Electronic-health Application To Measure Outcomes REmotely Clinical Trial

Overview

This is a phase II feasibility, safety, tolerability and preliminary efficacy study of an e-Health application versus in-person nutritional counseling to maintain or increase weight in patients with neurodegenerative diseases including amyotrophic lateral sclerosis (ALS), Parkinson's Disease (PD) and Huntington's disease (HD). Primary Objectives include the feasibility, safety, tolerability and efficacy of an e-Health application to maintain or increase body weight compared to in-person nutritional counseling. Secondary Objectives are to measure the number of calories required to maintain or increase body weight in neurodegenerative diseases at all stages of the disease. Tertiary Objectives are to test the effects of an e-Health application compared to in-person nutritional counseling on disease progression using the ALSFRS-R, UHDRS or UDysRS, on survival, and on quality of life using the PROMIS SF v1.1 scale.

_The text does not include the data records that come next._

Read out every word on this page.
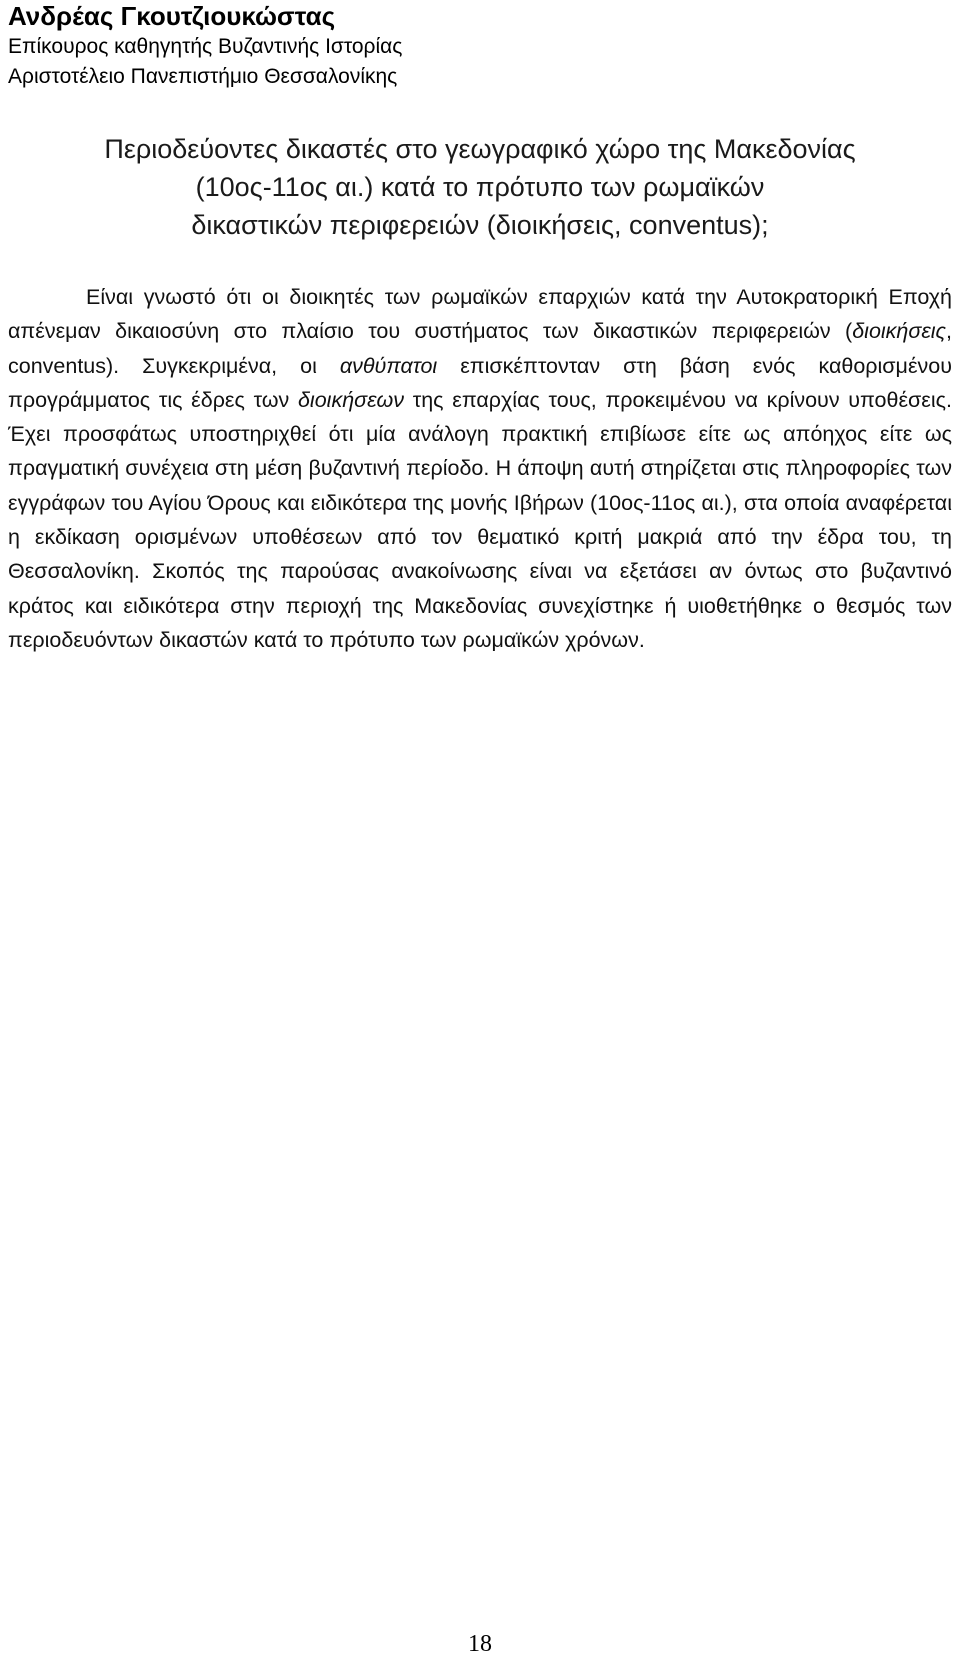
Ανδρέας Γκουτζιουκώστας

Επίκουρος καθηγητής Βυζαντινής Ιστορίας

Αριστοτέλειο Πανεπιστήμιο Θεσσαλονίκης

Περιοδεύοντες δικαστές στο γεωγραφικό χώρο της Μακεδονίας
(10ος-11ος αι.) κατά το πρότυπο των ρωμαϊκών
δικαστικών περιφερειών (διοικήσεις, conventus);

Είναι γνωστό ότι οι διοικητές των ρωμαϊκών επαρχιών κατά την Αυτοκρατορική Εποχή απένεμαν δικαιοσύνη στο πλαίσιο του συστήματος των δικαστικών περιφερειών (διοικήσεις, conventus). Συγκεκριμένα, οι ανθύπατοι επισκέπτονταν στη βάση ενός καθορισμένου προγράμματος τις έδρες των διοικήσεων της επαρχίας τους, προκειμένου να κρίνουν υποθέσεις. Έχει προσφάτως υποστηριχθεί ότι μία ανάλογη πρακτική επιβίωσε είτε ως απόηχος είτε ως πραγματική συνέχεια στη μέση βυζαντινή περίοδο. Η άποψη αυτή στηρίζεται στις πληροφορίες των εγγράφων του Αγίου Όρους και ειδικότερα της μονής Ιβήρων (10ος-11ος αι.), στα οποία αναφέρεται η εκδίκαση ορισμένων υποθέσεων από τον θεματικό κριτή μακριά από την έδρα του, τη Θεσσαλονίκη. Σκοπός της παρούσας ανακοίνωσης είναι να εξετάσει αν όντως στο βυζαντινό κράτος και ειδικότερα στην περιοχή της Μακεδονίας συνεχίστηκε ή υιοθετήθηκε ο θεσμός των περιοδευόντων δικαστών κατά το πρότυπο των ρωμαϊκών χρόνων.

18
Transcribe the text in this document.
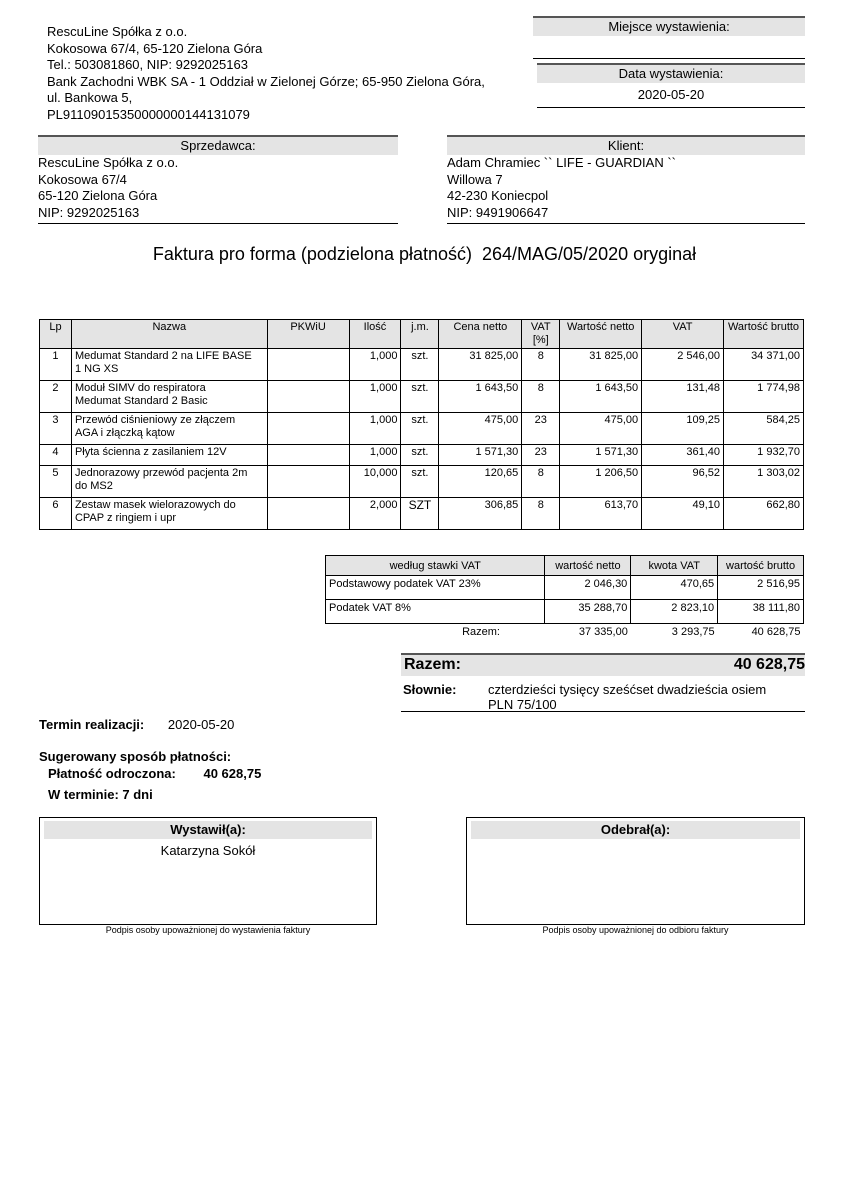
RescuLine Spółka z o.o.
Kokosowa 67/4, 65-120 Zielona Góra
Tel.: 503081860, NIP: 9292025163
Bank Zachodni WBK SA - 1 Oddział w Zielonej Górze; 65-950 Zielona Góra,
ul. Bankowa 5,
PL91109015350000000144131079
Miejsce wystawienia:
Data wystawienia:
2020-05-20
Sprzedawca:
RescuLine Spółka z o.o.
Kokosowa 67/4
65-120 Zielona Góra
NIP: 9292025163
Klient:
Adam Chramiec `` LIFE - GUARDIAN ``
Willowa 7
42-230 Koniecpol
NIP: 9491906647
Faktura pro forma (podzielona płatność)  264/MAG/05/2020 oryginał
Lp	Nazwa	PKWiU	Ilość	j.m.	Cena netto	VAT
[%]	Wartość netto	VAT	Wartość brutto
1	Medumat Standard 2 na LIFE BASE
1 NG XS		1,000	szt.	31 825,00	8	31 825,00	2 546,00	34 371,00
2	Moduł SIMV do respiratora
Medumat Standard 2 Basic		1,000	szt.	1 643,50	8	1 643,50	131,48	1 774,98
3	Przewód ciśnieniowy ze złączem
AGA i złączką kątow		1,000	szt.	475,00	23	475,00	109,25	584,25
4	Płyta ścienna z zasilaniem 12V		1,000	szt.	1 571,30	23	1 571,30	361,40	1 932,70
5	Jednorazowy przewód pacjenta 2m
do MS2		10,000	szt.	120,65	8	1 206,50	96,52	1 303,02
6	Zestaw masek wielorazowych do
CPAP z ringiem i upr		2,000	SZT	306,85	8	613,70	49,10	662,80
według stawki VAT	wartość netto	kwota VAT	wartość brutto
Podstawowy podatek VAT 23%	2 046,30	470,65	2 516,95
Podatek VAT 8%	35 288,70	2 823,10	38 111,80
Razem:	37 335,00	3 293,75	40 628,75
Razem:	40 628,75
Słownie: czterdzieści tysięcy sześćset dwadzieścia osiem
PLN 75/100
Termin realizacji: 2020-05-20
Sugerowany sposób płatności:
Płatność odroczona: 40 628,75
W terminie: 7 dni
Wystawił(a):
Katarzyna Sokół
Podpis osoby upoważnionej do wystawienia faktury
Odebrał(a):
Podpis osoby upoważnionej do odbioru faktury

This is a single center, randomized, open-label, placebo controlled, parallel group study. The study treatment period is approximately 6 months and observation period is approximately 7 months. There are three parallel treatment groups: in-person nutritional counseling, nutritional counseling using an e-Health App, and standard care. Subjects will be randomly assigned in a 1:1:1 ratio using a computer-generated randomization scheme. Subjects in the two intervention arms will be given caloric recommendations designed to cause weight stability or modest weight gain, depending on their current BMI and weight loss history. All participants in the intervention arms will receive counseling either in-person or remotely through the App by registered dietitians (RD) working in the Bionutrition department of the Clinical Research Center at MGH. At MGH, approximately 150 ALS subjects (50 per treatment group) will be enrolled. Approximately 75-150 PD and HD subjects will enroll.